Postura mężczyzny była surowa, jednakże ciepły uśmiech i wyciągnięta ręka świadczyły, iż jest on człowiekiem o dobrym sercu. Wydawał się osobą niewiele starszą od Igneela, choć mogło to być mylące wrażenie. Włosy o charakterystycznym kolorze przykrywały część twarzy, na której spoczywały wyraźne zmarszczki. Zielone kosmyki opadały nisko, będąc po części związane z tyłu w luźny kucyk. Miał założony na sobie zgniłozielony garnitur, którego dopełniały czarne lakierki.
Gray spojrzał niepewnie na Aquarius, szukając w niej oparcia. Jednak kiedy wzrok spotkał się z miejscem, w którym niedawno stała, ujrzał pustkę. Choć na początku chciał jej uwierzyć, kobieta w tak kryzysowym momencie zachowała się jak tchórzliwa fretka i pobiegła do samochodu z zamiarem ucieczki z miejsca zbrodni. Czyżby rozmowa z policją była dla niej zbyt niebezpieczna? – pomyślał, przypominając sobie o dawnej profesji kobiety, z której nie była dumna.
Dzięki jej decyzji, sam mógł bez żadnych wyrzutów sumienia podjąć kolejne kroki.
Odwrócił się ku mężczyźnie i podał dłoń, licząc, że tym razem nie spotka się z żadną sztuczką. Mężczyzna chwycił jego rękę i na trzy oboje napięli mięśnie. Stanęli obok siebie.
Gray otrzepał niedbale szlafrok, na którym zdążył zalegnąć pył. Nie musiał widzieć własnego odbicia, by wiedzieć, w jak przerażającym stanie musi teraz się znajdować. Same uczucia, które mu towarzyszyły, były nie do zniesienia. Ból promieniował od samych stóp aż po czubek głowy, był głodny i zmęczony, a serce krwawiło od wyrzutów sumienia. Nie spoglądał na masakrę wypadku samochodowego. Wzrok trzymał odwrócony, zajmując się tajemniczą osobą, która zwróciła się do niego.
– Kim jesteś? – spytał Gray.
Wdzięczność była nie do opisania. Gdyby nie pojawił się przed oczyma Fullbustera, ten znowu popadłby w rozpacz i zatracenie.
– Mów mi La Pradley – odpowiedział ciepło. – Rozumiem, że przeżyłeś wiele, ale musisz teraz pójść ze mną.

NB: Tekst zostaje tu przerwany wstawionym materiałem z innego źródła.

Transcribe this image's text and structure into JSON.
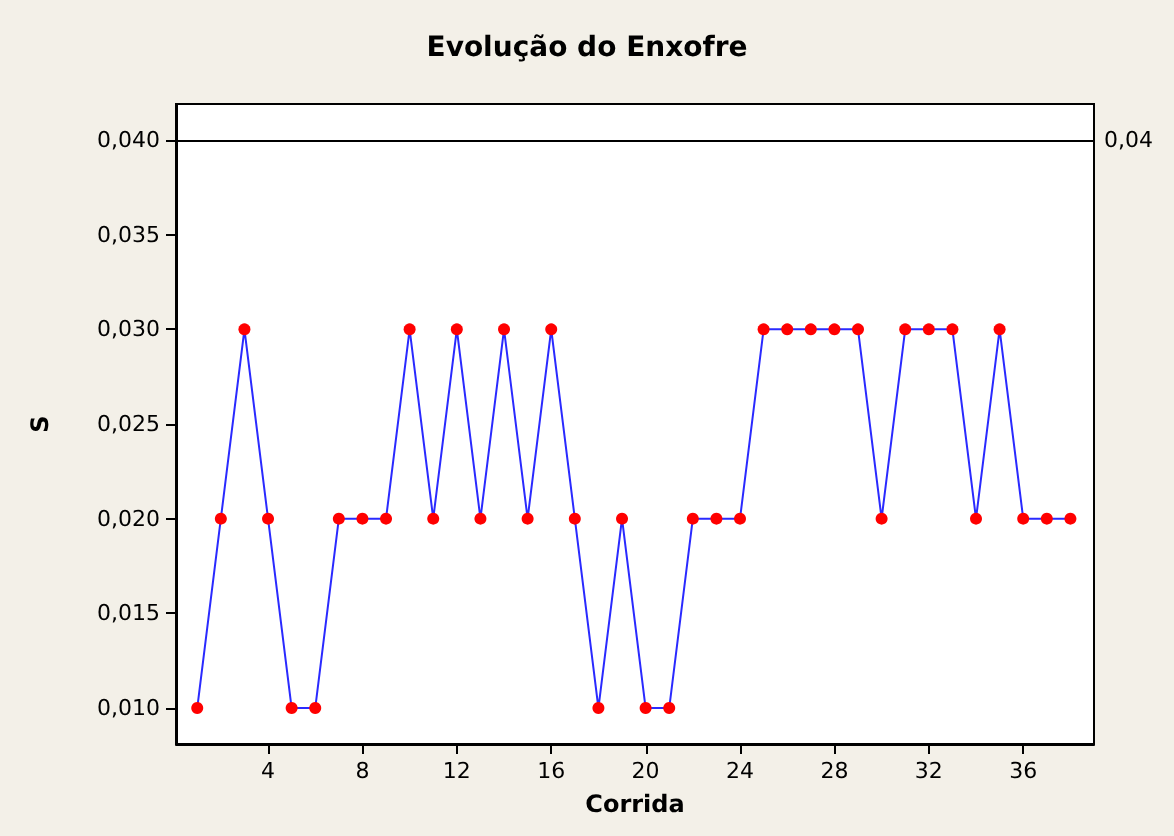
{
  "chart_data": {
    "type": "line",
    "title": "Evolução do Enxofre",
    "xlabel": "Corrida",
    "ylabel": "S",
    "x": [
      1,
      2,
      3,
      4,
      5,
      6,
      7,
      8,
      9,
      10,
      11,
      12,
      13,
      14,
      15,
      16,
      17,
      18,
      19,
      20,
      21,
      22,
      23,
      24,
      25,
      26,
      27,
      28,
      29,
      30,
      31,
      32,
      33,
      34,
      35,
      36,
      37,
      38
    ],
    "series": [
      {
        "color": "#2a2aff",
        "colors": [
          "#ff0000",
          "#ff0000",
          "#ff0000",
          "#ff0000",
          "#ff0000",
          "#ff0000",
          "#ff0000",
          "#ff0000",
          "#ff0000",
          "#ff0000",
          "#ff0000",
          "#ff0000",
          "#ff0000",
          "#ff0000",
          "#ff0000",
          "#ff0000",
          "#ff0000",
          "#ff0000",
          "#ff0000",
          "#ff0000",
          "#ff0000",
          "#ff0000",
          "#ff0000",
          "#ff0000",
          "#ff0000",
          "#ff0000",
          "#ff0000",
          "#ff0000",
          "#ff0000",
          "#ff0000",
          "#ff0000",
          "#ff0000",
          "#ff0000",
          "#ff0000",
          "#ff0000",
          "#ff0000",
          "#ff0000",
          "#ff0000"
        ],
        "values": [
          0.01,
          0.02,
          0.03,
          0.02,
          0.01,
          0.01,
          0.02,
          0.02,
          0.02,
          0.03,
          0.02,
          0.03,
          0.02,
          0.03,
          0.02,
          0.03,
          0.02,
          0.01,
          0.02,
          0.01,
          0.01,
          0.02,
          0.02,
          0.02,
          0.03,
          0.03,
          0.03,
          0.03,
          0.03,
          0.02,
          0.03,
          0.03,
          0.03,
          0.02,
          0.03,
          0.02,
          0.02,
          0.02
        ]
      }
    ],
    "xlim": [
      0.1,
      39
    ],
    "xticks": [
      4,
      8,
      12,
      16,
      20,
      24,
      28,
      32,
      36
    ],
    "ylim": [
      0.0081,
      0.0419
    ],
    "yticks": [
      {
        "value": 0.01,
        "label": "0,010"
      },
      {
        "value": 0.015,
        "label": "0,015"
      },
      {
        "value": 0.02,
        "label": "0,020"
      },
      {
        "value": 0.025,
        "label": "0,025"
      },
      {
        "value": 0.03,
        "label": "0,030"
      },
      {
        "value": 0.035,
        "label": "0,035"
      },
      {
        "value": 0.04,
        "label": "0,040"
      }
    ],
    "ref_lines": [
      {
        "axis": "y",
        "value": 0.04,
        "label": "0,04",
        "color": "#000000"
      }
    ],
    "marker": "circle",
    "line_style": "solid",
    "grid": false
  }
}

– Nie – odparł stanowczo, odsuwając się od mężczyzny. Zaufał i zawiódł się zbyt wiele razy, by teraz jak naiwne kociątko podążyć za nieznajomym.
– Lector wie, że tu jestem. Kiedy tylko dowiedział się, co się wydarzyło w szpitalu, natychmiast zaczęliśmy cię szukać. Nie spodziewaliśmy się jedynie tego, że Aquarius spowoduje taki wypadek.
La Pradley rozejrzał się po ulicy, na której doszło do tragedii. Syreny policyjne zaraz rozbrzmiały po całej okolicy, a karetki zaczęły zbierać się w jednym kotle. Z wnętrz pojazdów wyskoczyli ratownicy i policjanci, którzy podbiegli do przechodniów. Po dosłownie kilku sekundach zjawiła się również straż pożarna.
– Błagam, idźmy stąd – załkał Gray. Złapał się rękoma za usta, odnosząc wrażenie, że jeszcze chwila i zwymiotuje na ulicę. Żołądek podchodził mu do gardła, kiedy wszystkie wspomnienia zlały się w jedno. I gdyby nie pomocna dłoń La Pradleya upadłby jak szaleniec na ulicę, tarzając się we własnych wymiocinach.
– Dobrze – powiedział jedynie nieznajomy.
Pociągnął Graya za ramię i ostrożnie poprowadził chłopaka do czarnego auta, które stało kilkanaście metrów od miejsca wypadku. Wpakował młodzieńca do środka i podał mu butelkę wody.
– Dziękuję.
Pochwycił napój i wlał całość zawartość plastiku do ust, odczuwając tymczasową ulgę. Jednak zakasłał i skrzywił się, doznając obrzydzenia. Wydarzenia z ostatnich dwudziestu czterech godziny zostawiły na nim namacalne i te niewidoczne ślady. Dusił się, ale i tak najgorsza była świadomość zbrodni, jakie powstały z jego własnej winy.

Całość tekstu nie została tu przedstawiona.